The solemn admonitions he had just heard affected him deeply, for the reason that they appeared to apply so specially to Sah-luma, — and the idea that any evil fate was in store for the bright, beautiful creature, whom he had, oddly enough, learned to love more than himself, moved him to an almost womanish apprehension. In case of pressing necessity, could he exercise any authority over the capricious movements of the wilful Laureate, whose egotism was so absolute, whose imperious ways were so charming, whose commands were never questioned?

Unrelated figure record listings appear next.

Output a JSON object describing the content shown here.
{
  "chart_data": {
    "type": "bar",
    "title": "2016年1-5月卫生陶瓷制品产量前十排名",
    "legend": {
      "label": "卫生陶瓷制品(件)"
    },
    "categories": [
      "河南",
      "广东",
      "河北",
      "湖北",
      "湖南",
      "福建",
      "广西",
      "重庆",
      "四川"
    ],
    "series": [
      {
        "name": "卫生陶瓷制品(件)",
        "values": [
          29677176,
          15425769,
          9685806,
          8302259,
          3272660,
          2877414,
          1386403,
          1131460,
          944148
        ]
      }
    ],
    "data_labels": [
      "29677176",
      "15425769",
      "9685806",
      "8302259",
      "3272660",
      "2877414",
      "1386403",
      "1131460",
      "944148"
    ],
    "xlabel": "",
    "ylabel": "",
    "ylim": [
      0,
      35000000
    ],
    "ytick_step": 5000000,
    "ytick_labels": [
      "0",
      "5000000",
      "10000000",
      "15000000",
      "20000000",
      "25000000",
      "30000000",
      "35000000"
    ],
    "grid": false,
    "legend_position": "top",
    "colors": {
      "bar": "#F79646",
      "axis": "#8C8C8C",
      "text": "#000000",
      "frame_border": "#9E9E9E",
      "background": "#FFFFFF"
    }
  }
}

He doubted it! … for Sah-luma was accustomed to follow the lead of his own immediate pleasure, in reckless scorn of consequences, — and it was not likely he would listen to the persuasions or exhortations, however friendly, of any one presuming to run counter to his wishes.
Again and again Theos asked himself— “If Sah-luma of his own accord, and despite all warning, deliberately rushed into deadly peril, could I, even loving him as I do, rescue him?” — And as he pondered on this, a strange answer shaped itself unbidden in his brain — an answer that seemed as though it were spoken aloud by some interior voice.. “No, — no! — ten thousand times no! You could not save him any more than you could save yourself from the results of your own misdoing! If you voluntarily choose evil, not all the forces in the world can lift you into good, — if you voluntarily choose danger, not all the gods can bring you into safety! FREE WILL is the divine condition attached to human life, and each man by thought, word, and deed, determines his own fate, and decides his own future!”